In terms of income nearly half of Harlan County workers — 48.6 percent — earn less than $25k per year. Thirty-four percent earn between $25k-$50k while 19.3 percent make between $50k and $100k. At the upper end of the income scale, 6.1 percent are in the $100k-$200k range and 0.6 percent earn more than $200k.
According to the U.S. Census Bureau, Harlan County ranks 17th in the nation in the list of 100 counties with the lowest per capita income.
Per capita income, also known as income per person, is the mean income of the people in an economic unit such as a county or city. It is calculated by taking a measure of all sources of income in the aggregate (such as GDP or gross national income) and dividing it by the total population.
According to the Kentucky Education and Workforce Development Cabinet, the average hourly wage of a worker in Harlan County is $17.75. That’s $1.83 less per hour than the state average of $19.58.
Average weekly pay for Harlan County is $710, compared to $783 for the state.
If local workers are feeling economically pinched, they are not alone. Americans are more anxious about the economy now than they were right after the Great Recession ended despite stock market gains, falling unemployment and growth moving closer to full health.
Seventy-one percent of Americans say they think the recession exerted a permanent drag on the economy, according to a survey being released Thursday by Rutgers University. By contrast, in November 2009, five months after the recession officially ended, the Rutgers researchers found that only 49 percent thought the downturn would have lasting damage.
And that was when the unemployment rate was 9.9 percent, compared with the current 6.2 percent.
“They’re more negative than they were five years ago,” said Rutgers public policy professor Carl Van Horn.
The slow pace of improvement during most of the recovery, now in its sixth year, has eroded confidence and slowed a return to the pay levels that many enjoyed before the economy suffered its worst collapse since the 1930s. About 42 percent of those surveyed say they have less pay and savings than before the recession began in late 2007. Just 7 percent say they’re significantly better off.
The survey results dovetail with estimates that the median household income was $53,891 in June, according to Sentier Research. That’s down from an inflation-adjusted $56,604 at the start of the recession.
Each year of subpar growth has compounded the anxieties of many Americans. In contrast to the robust snapbacks that coincided with most economic rebounds, this recovery proved tepid well after the recession had ended. Consumers struggled with an overhang of mortgage debt and the risk of layoffs for much of the recovery.
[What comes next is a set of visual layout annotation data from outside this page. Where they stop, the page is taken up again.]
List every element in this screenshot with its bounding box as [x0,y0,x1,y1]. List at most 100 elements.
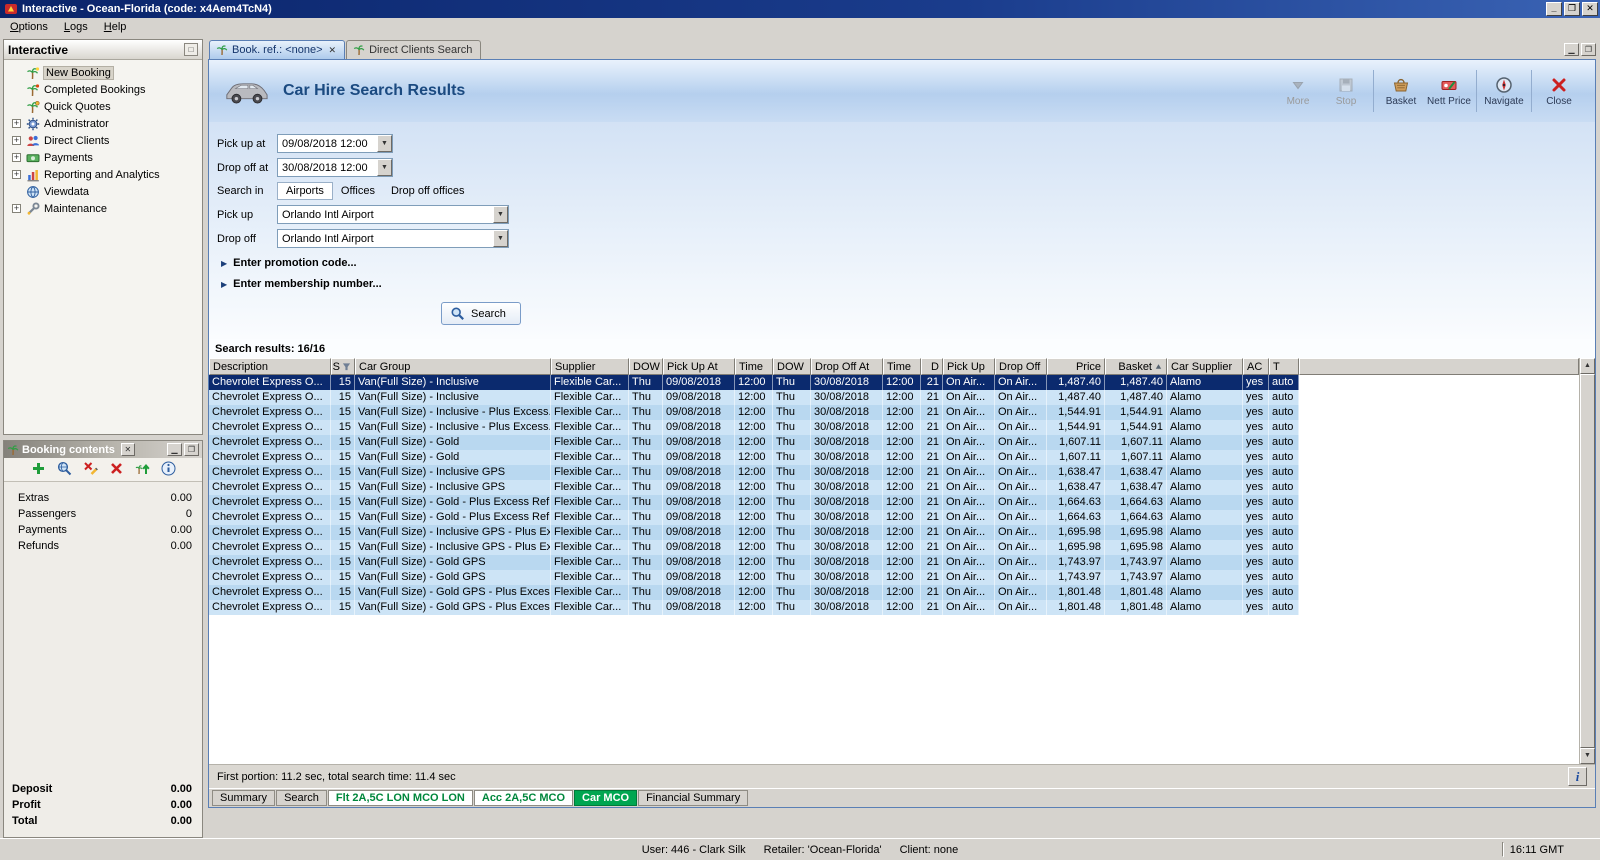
table-row[interactable]: Chevrolet Express O...15Van(Full Size) -… [209,420,1299,435]
expand-icon[interactable]: + [12,204,21,213]
sidebar-item-direct-clients[interactable]: +Direct Clients [6,132,200,149]
close-button[interactable]: ✕ [1582,2,1598,16]
stop-button[interactable]: Stop [1322,73,1370,110]
vertical-scrollbar[interactable]: ▲ ▼ [1579,358,1595,764]
sidebar-item-reporting-and-analytics[interactable]: +Reporting and Analytics [6,166,200,183]
column-header-description-0[interactable]: Description [209,358,331,375]
bottom-tab-financial-summary[interactable]: Financial Summary [638,790,748,806]
expand-icon[interactable]: + [12,153,21,162]
column-header-pick-up-at-5[interactable]: Pick Up At [663,358,735,375]
column-header-dow-7[interactable]: DOW [773,358,811,375]
booking-panel-restore-button[interactable]: ❐ [184,443,199,456]
bottom-tab-flt-2a-5c-lon-mco-lon[interactable]: Flt 2A,5C LON MCO LON [328,790,473,806]
bottom-tab-search[interactable]: Search [276,790,327,806]
sidebar-item-maintenance[interactable]: +Maintenance [6,200,200,217]
column-header-car-group-2[interactable]: Car Group [355,358,551,375]
menu-help[interactable]: Help [96,19,135,35]
scroll-down-arrow[interactable]: ▼ [1580,748,1595,764]
more-button[interactable]: More [1274,73,1322,110]
table-row[interactable]: Chevrolet Express O...15Van(Full Size) -… [209,405,1299,420]
column-header-s-1[interactable]: S [331,358,355,375]
table-row[interactable]: Chevrolet Express O...15Van(Full Size) -… [209,585,1299,600]
column-header-price-13[interactable]: Price [1047,358,1105,375]
search-button[interactable]: Search [441,302,521,325]
bottom-tab-car-mco[interactable]: Car MCO [574,790,637,806]
close-button[interactable]: Close [1535,73,1583,110]
dropoff-location-select[interactable]: Orlando Intl Airport ▼ [277,229,509,248]
booking-panel-minimize-button[interactable]: ▁ [167,443,182,456]
table-row[interactable]: Chevrolet Express O...15Van(Full Size) -… [209,495,1299,510]
nett-price-button[interactable]: Nett Price [1425,73,1473,110]
bottom-tab-summary[interactable]: Summary [212,790,275,806]
column-header-supplier-3[interactable]: Supplier [551,358,629,375]
column-header-basket-14[interactable]: Basket [1105,358,1167,375]
sidebar-item-viewdata[interactable]: Viewdata [6,183,200,200]
scroll-up-arrow[interactable]: ▲ [1580,358,1595,374]
info-button[interactable] [160,461,177,478]
minimize-button[interactable]: _ [1546,2,1562,16]
promotion-code-expander[interactable]: ▶ Enter promotion code... [221,257,1595,269]
expand-icon[interactable]: + [12,170,21,179]
tab-direct-clients-search[interactable]: Direct Clients Search [346,40,481,59]
pickup-location-select[interactable]: Orlando Intl Airport ▼ [277,205,509,224]
document-restore-button[interactable]: ❐ [1581,43,1596,56]
column-header-pick-up-11[interactable]: Pick Up [943,358,995,375]
pickup-dropdown-button[interactable]: ▼ [493,206,508,223]
table-row[interactable]: Chevrolet Express O...15Van(Full Size) -… [209,390,1299,405]
pickup-at-dropdown-button[interactable]: ▼ [377,135,392,152]
booking-panel-close-button[interactable]: ✕ [121,443,135,456]
pickup-at-input[interactable]: 09/08/2018 12:00 ▼ [277,134,393,153]
table-row[interactable]: Chevrolet Express O...15Van(Full Size) -… [209,525,1299,540]
table-row[interactable]: Chevrolet Express O...15Van(Full Size) -… [209,570,1299,585]
column-header-car-supplier-15[interactable]: Car Supplier [1167,358,1243,375]
dropoff-dropdown-button[interactable]: ▼ [493,230,508,247]
scroll-thumb[interactable] [1580,374,1595,748]
dropoff-at-dropdown-button[interactable]: ▼ [377,159,392,176]
expand-icon[interactable]: + [12,119,21,128]
column-header-ac-16[interactable]: AC [1243,358,1269,375]
sidebar-item-new-booking[interactable]: New Booking [6,64,200,81]
dropoff-at-input[interactable]: 30/08/2018 12:00 ▼ [277,158,393,177]
expand-icon[interactable]: + [12,136,21,145]
search-in-option-drop-off-offices[interactable]: Drop off offices [383,183,473,199]
delete-button[interactable] [108,461,125,478]
column-header-drop-off-12[interactable]: Drop Off [995,358,1047,375]
menu-options[interactable]: Options [2,19,56,35]
move-up-button[interactable] [134,461,151,478]
column-header-drop-off-at-8[interactable]: Drop Off At [811,358,883,375]
sidebar-item-payments[interactable]: +Payments [6,149,200,166]
navigate-button[interactable]: Navigate [1480,73,1528,110]
panel-pin-button[interactable]: □ [184,43,198,56]
column-header-t-17[interactable]: T [1269,358,1299,375]
table-row[interactable]: Chevrolet Express O...15Van(Full Size) -… [209,540,1299,555]
table-row[interactable]: Chevrolet Express O...15Van(Full Size) -… [209,510,1299,525]
sidebar-item-completed-bookings[interactable]: Completed Bookings [6,81,200,98]
search-in-option-airports[interactable]: Airports [277,182,333,200]
menu-logs[interactable]: Logs [56,19,96,35]
column-header-d-10[interactable]: D [921,358,943,375]
edit-button[interactable] [82,461,99,478]
column-header-time-9[interactable]: Time [883,358,921,375]
bottom-tab-acc-2a-5c-mco[interactable]: Acc 2A,5C MCO [474,790,573,806]
tab-close-icon[interactable]: ✕ [329,45,337,56]
add-button[interactable] [30,461,47,478]
table-row[interactable]: Chevrolet Express O...15Van(Full Size) -… [209,450,1299,465]
maximize-button[interactable]: ❐ [1564,2,1580,16]
sidebar-item-quick-quotes[interactable]: Quick Quotes [6,98,200,115]
search-in-option-offices[interactable]: Offices [333,183,383,199]
info-button[interactable]: i [1568,767,1587,786]
filter-icon[interactable] [342,362,351,371]
column-header-dow-4[interactable]: DOW [629,358,663,375]
tab-book-ref-none[interactable]: Book. ref.: <none>✕ [209,40,345,59]
table-row[interactable]: Chevrolet Express O...15Van(Full Size) -… [209,465,1299,480]
column-header-time-6[interactable]: Time [735,358,773,375]
document-minimize-button[interactable]: ▁ [1564,43,1579,56]
membership-number-expander[interactable]: ▶ Enter membership number... [221,278,1595,290]
search-button[interactable] [56,461,73,478]
table-row[interactable]: Chevrolet Express O...15Van(Full Size) -… [209,600,1299,615]
table-row[interactable]: Chevrolet Express O...15Van(Full Size) -… [209,375,1299,390]
table-row[interactable]: Chevrolet Express O...15Van(Full Size) -… [209,480,1299,495]
table-row[interactable]: Chevrolet Express O...15Van(Full Size) -… [209,435,1299,450]
table-row[interactable]: Chevrolet Express O...15Van(Full Size) -… [209,555,1299,570]
sidebar-item-administrator[interactable]: +Administrator [6,115,200,132]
A majority of those surveyed say they fear that job security has all but disappeared and that they’ll have little choice but to work part time during retirement.
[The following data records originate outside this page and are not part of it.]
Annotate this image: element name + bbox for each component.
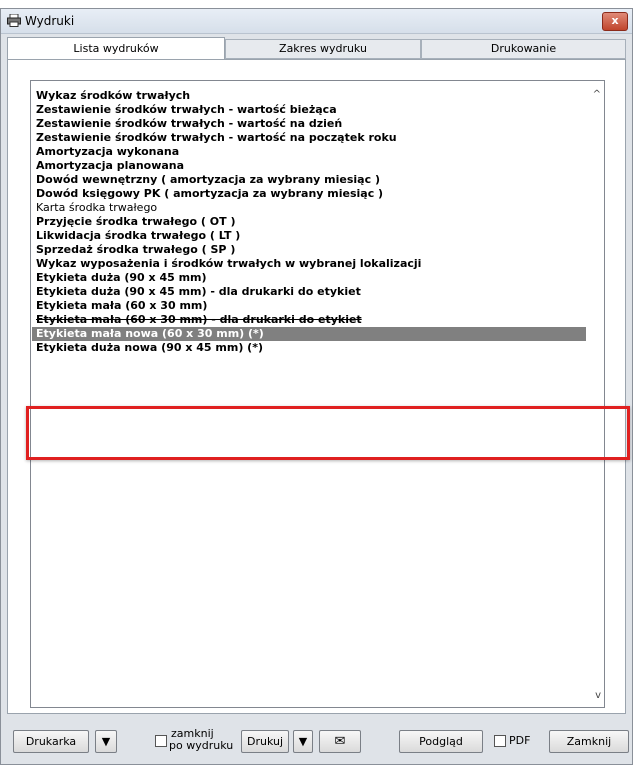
report-listbox[interactable]: Wykaz środków trwałych Zestawienie środk… — [30, 80, 605, 708]
printer-icon — [7, 14, 21, 27]
list-item[interactable]: Etykieta mała (60 x 30 mm) - dla drukark… — [32, 313, 586, 327]
list-item-selected[interactable]: Etykieta mała nowa (60 x 30 mm) (*) — [32, 327, 586, 341]
list-item[interactable]: Zestawienie środków trwałych - wartość n… — [32, 131, 586, 145]
title-bar: Wydruki x — [1, 9, 632, 34]
list-item[interactable]: Amortyzacja wykonana — [32, 145, 586, 159]
list-item[interactable]: Wykaz wyposażenia i środków trwałych w w… — [32, 257, 586, 271]
tab-zakres-wydruku[interactable]: Zakres wydruku — [225, 39, 421, 59]
report-list: Wykaz środków trwałych Zestawienie środk… — [32, 89, 586, 355]
email-icon[interactable]: ✉ — [319, 730, 361, 753]
list-item[interactable]: Likwidacja środka trwałego ( LT ) — [32, 229, 586, 243]
pdf-label: PDF — [509, 734, 531, 747]
tab-panel: Wykaz środków trwałych Zestawienie środk… — [7, 59, 630, 714]
close-icon[interactable]: x — [602, 12, 628, 31]
print-dropdown-icon[interactable]: ▼ — [293, 730, 313, 753]
tab-drukowanie[interactable]: Drukowanie — [421, 39, 626, 59]
list-item[interactable]: Zestawienie środków trwałych - wartość b… — [32, 103, 586, 117]
scroll-down-icon[interactable]: v — [595, 690, 601, 701]
tab-lista-wydrukow[interactable]: Lista wydruków — [7, 37, 225, 59]
tab-strip: Lista wydruków Zakres wydruku Drukowanie — [7, 37, 626, 59]
scroll-up-icon[interactable]: ^ — [593, 89, 601, 100]
list-item[interactable]: Dowód wewnętrzny ( amortyzacja za wybran… — [32, 173, 586, 187]
close-after-print-checkbox[interactable] — [155, 735, 167, 747]
list-item[interactable]: Zestawienie środków trwałych - wartość n… — [32, 117, 586, 131]
print-dialog-window: Wydruki x Lista wydruków Zakres wydruku … — [0, 8, 633, 765]
printer-dropdown-icon[interactable]: ▼ — [95, 730, 117, 753]
list-item[interactable]: Amortyzacja planowana — [32, 159, 586, 173]
close-button[interactable]: Zamknij — [549, 730, 629, 753]
list-item[interactable]: Sprzedaż środka trwałego ( SP ) — [32, 243, 586, 257]
list-item[interactable]: Etykieta mała (60 x 30 mm) — [32, 299, 586, 313]
list-item[interactable]: Przyjęcie środka trwałego ( OT ) — [32, 215, 586, 229]
preview-button[interactable]: Podgląd — [399, 730, 483, 753]
list-item[interactable]: Etykieta duża (90 x 45 mm) - dla drukark… — [32, 285, 586, 299]
bottom-toolbar: Drukarka ▼ zamknij po wydruku Drukuj ▼ ✉… — [1, 722, 632, 762]
list-item[interactable]: Etykieta duża (90 x 45 mm) — [32, 271, 586, 285]
list-item[interactable]: Dowód księgowy PK ( amortyzacja za wybra… — [32, 187, 586, 201]
list-item[interactable]: Etykieta duża nowa (90 x 45 mm) (*) — [32, 341, 586, 355]
list-item[interactable]: Wykaz środków trwałych — [32, 89, 586, 103]
window-title: Wydruki — [25, 14, 75, 28]
list-item[interactable]: Karta środka trwałego — [32, 201, 586, 215]
printer-button[interactable]: Drukarka — [13, 730, 89, 753]
close-after-print-label-line2: po wydruku — [169, 739, 234, 752]
print-button[interactable]: Drukuj — [241, 730, 289, 753]
pdf-checkbox[interactable] — [494, 735, 506, 747]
“No current worker had ever experienced this before,” Van Horn said. “This recession was everywhere.”
Researchers at Rutgers’ John J. Heldrich Center for Workforce Development surveyed online a national cross-section of 1,153 adults between July 24 and August 3. The margin of error was plus or minus 3 percentage points. The survey is part of a broader series of polls taken over multiple years to study the consequences of the recession for workers.
Recent evidence of economic strength has done little to brighten most Americans’ outlooks. The Standard and Poor’s 500 stock index has surged more than 170 percent since bottoming in March 2009. Yet only 14 percent of the respondents said the gains have affected them a lot — a sign of either meager investments or the extent to which families unloaded their stock holdings near the bottom of the market.
Employers have added an average of more than 244,000 jobs a month since February, a vigorous pace that recalls the dot-com era of the 1990s. Over the past 12 months, the unemployment rate has dropped more than a full percentage point from 7.3 percent to a nearly normal 6.2 percent.
This month, job growth helped propel the Conference Board’s consumer confidence index to its highest reading since October 2007. The index often tracks the unemployment rate.
The gap between the index and the Rutgers survey likely reflects the type of questions posed by the university researchers. They asked about family finances, job satisfaction, retirement plans and the specific consequences of the recession. By contrast, the confidence index asks about broader perceptions of business and employment conditions and plans to buy autos, homes and household appliances.